The timing of the COVID-19 outbreak, prior to China’s annual Lunar New Year holiday, was an important factor as China considered how to respond to the outbreak. Culturally, this is the largest and most important holiday of the year. It is the expectation that people return to their family homes, which is the cause for the several billion person-trips made by residents and visitors during this time, mostly on crowded planes, trains, and buses. Knowing this meant each infected person could have numerous close contacts over a protracted time and across long distances, the government needed to quickly act. However, it was not only the speed of the government’s response, but also the magnitude of that response that were influenced by the impending holiday travel time. Knowing that specific treatment and prevention options, such as targeted antiviral drugs and vaccines, were not yet available for COVID-19, China focused on traditional public health outbreak response tactics—isolation, quarantine, social distancing, and community containment.3-5
Identified case patients with COVID-19 were immediately isolated in designated wards in existing hospitals, and 2 new hospitals were rapidly built to isolate and care for the increasing numbers of cases in Wuhan and Hubei. People who had been in contact with COVID-19 cases were asked to quarantine themselves at home or were taken to special quarantine facilities, where they could be monitored for onset of symptoms. Enormous numbers of large gatherings were canceled, including all Lunar New Year celebrations, and traffic in Wuhan and in cities across Hubei was restricted and closely monitored. Virtually all transportation was subsequently restricted at a national level. All of these measures were instituted to achieve social distancing. In addition, an estimated 40 million to 60 million residents of Wuhan and 15 other surrounding cities within Hubei Province were subjected to community containment measures. Although these types of traditional outbreak response actions have been successfully used in the past, they have never been executed on such a large scale.

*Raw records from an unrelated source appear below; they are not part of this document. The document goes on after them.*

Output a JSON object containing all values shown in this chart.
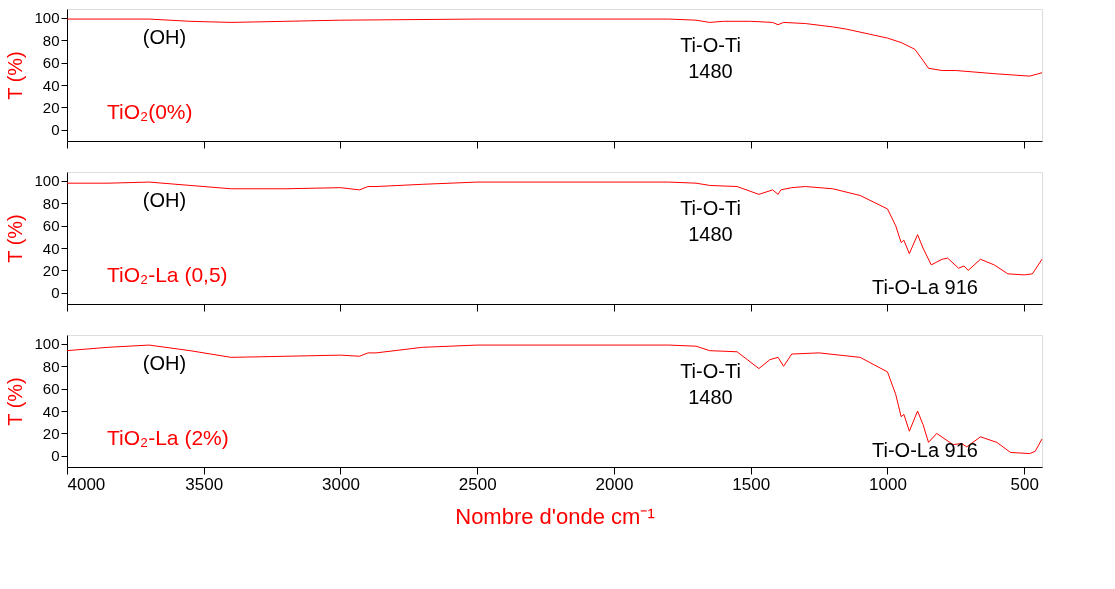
{
  "chart_data": [
    {
      "type": "line",
      "title": "TiO₂(0%)",
      "ylabel": "T (%)",
      "xlim": [
        4000,
        435
      ],
      "xticks": [
        4000,
        3500,
        3000,
        2500,
        2000,
        1500,
        1000,
        500
      ],
      "ylim": [
        -10,
        108
      ],
      "yticks": [
        0,
        20,
        40,
        60,
        80,
        100
      ],
      "tick_labels": "y",
      "grid": false,
      "marker": "none",
      "line_style": "solid",
      "annotations": [
        "(OH)",
        "Ti-O-Ti",
        "1480"
      ],
      "series": [
        {
          "color": "#ff0000",
          "x": [
            4000,
            3850,
            3700,
            3550,
            3400,
            3200,
            3000,
            2500,
            1800,
            1700,
            1650,
            1600,
            1500,
            1420,
            1400,
            1380,
            1300,
            1200,
            1150,
            1000,
            950,
            900,
            870,
            850,
            800,
            750,
            600,
            480,
            435
          ],
          "values": [
            99,
            99,
            99,
            97,
            96,
            97,
            98,
            99,
            99,
            98,
            96,
            97,
            97,
            96,
            94,
            96,
            95,
            92,
            90,
            82,
            78,
            72,
            62,
            55,
            53,
            53,
            50,
            48,
            51
          ]
        }
      ]
    },
    {
      "type": "line",
      "title": "TiO₂-La (0,5)",
      "ylabel": "T (%)",
      "xlim": [
        4000,
        435
      ],
      "xticks": [
        4000,
        3500,
        3000,
        2500,
        2000,
        1500,
        1000,
        500
      ],
      "ylim": [
        -10,
        108
      ],
      "yticks": [
        0,
        20,
        40,
        60,
        80,
        100
      ],
      "tick_labels": "y",
      "grid": false,
      "marker": "none",
      "line_style": "solid",
      "annotations": [
        "(OH)",
        "Ti-O-Ti",
        "1480",
        "Ti-O-La 916"
      ],
      "series": [
        {
          "color": "#ff0000",
          "x": [
            4000,
            3850,
            3700,
            3550,
            3400,
            3200,
            3000,
            2930,
            2900,
            2870,
            2700,
            2500,
            1800,
            1700,
            1650,
            1550,
            1470,
            1420,
            1400,
            1390,
            1350,
            1300,
            1200,
            1100,
            1000,
            970,
            950,
            940,
            920,
            890,
            870,
            840,
            800,
            780,
            740,
            720,
            705,
            660,
            610,
            560,
            500,
            470,
            435
          ],
          "values": [
            98,
            98,
            99,
            96,
            93,
            93,
            94,
            92,
            95,
            95,
            97,
            99,
            99,
            98,
            96,
            95,
            88,
            92,
            88,
            92,
            94,
            95,
            93,
            87,
            75,
            60,
            45,
            47,
            35,
            52,
            40,
            25,
            30,
            31,
            22,
            24,
            20,
            30,
            25,
            17,
            16,
            17,
            30
          ]
        }
      ]
    },
    {
      "type": "line",
      "title": "TiO₂-La (2%)",
      "ylabel": "T (%)",
      "xlabel": "Nombre d'onde cm⁻¹",
      "xlim": [
        4000,
        435
      ],
      "xticks": [
        4000,
        3500,
        3000,
        2500,
        2000,
        1500,
        1000,
        500
      ],
      "ylim": [
        -10,
        108
      ],
      "yticks": [
        0,
        20,
        40,
        60,
        80,
        100
      ],
      "grid": false,
      "marker": "none",
      "line_style": "solid",
      "annotations": [
        "(OH)",
        "Ti-O-Ti",
        "1480",
        "Ti-O-La 916"
      ],
      "series": [
        {
          "color": "#ff0000",
          "x": [
            4000,
            3850,
            3700,
            3550,
            3400,
            3200,
            3000,
            2930,
            2900,
            2870,
            2700,
            2500,
            1800,
            1700,
            1650,
            1550,
            1470,
            1430,
            1400,
            1380,
            1350,
            1250,
            1100,
            1000,
            970,
            950,
            940,
            920,
            890,
            870,
            850,
            820,
            760,
            730,
            710,
            660,
            600,
            550,
            480,
            460,
            435
          ],
          "values": [
            94,
            97,
            99,
            94,
            88,
            89,
            90,
            89,
            92,
            92,
            97,
            99,
            99,
            98,
            94,
            93,
            78,
            86,
            88,
            80,
            91,
            92,
            88,
            75,
            55,
            35,
            37,
            22,
            40,
            28,
            12,
            20,
            10,
            11,
            8,
            17,
            12,
            3,
            2,
            4,
            15
          ]
        }
      ]
    }
  ]
}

There have been some questions about whether these actions are reasonable and proportional responses to the outbreak. Some have argued that a number of these approaches may infringe on the civil liberties of citizens, and some of these measures have been referred to as “draconian.” However, it is not only individual rights that must be considered. The rights of those who are not infected, but at risk of infection, must be considered as well. Whether these approaches have been effective (eg, in terms of reduced infections and deaths averted), and whether these potential benefits have outweighed the costs (eg, economic losses), will be debated for years.4,5
Importantly, another major goal of China’s current outbreak response activities is to help “buy time” for science to catch up before COVID-19 becomes too widespread. China must now focus on adjusting tactics and strategies as new evidence becomes available.3,6 Much remains to be done and many questions remain unanswered. China is very grateful for the help it is receiving from the international scientific, health, and public health communities. The global society is more interconnected than ever, and emerging pathogens do not respect geopolitical boundaries. Proactive investment in public health infrastructure and capacity is crucial to effectively respond to epidemics like COVID-19, and it is critical to continue to improve international surveillance, cooperation, coordination, and communication about this major outbreak and to be even better prepared to respond to future new public health threats.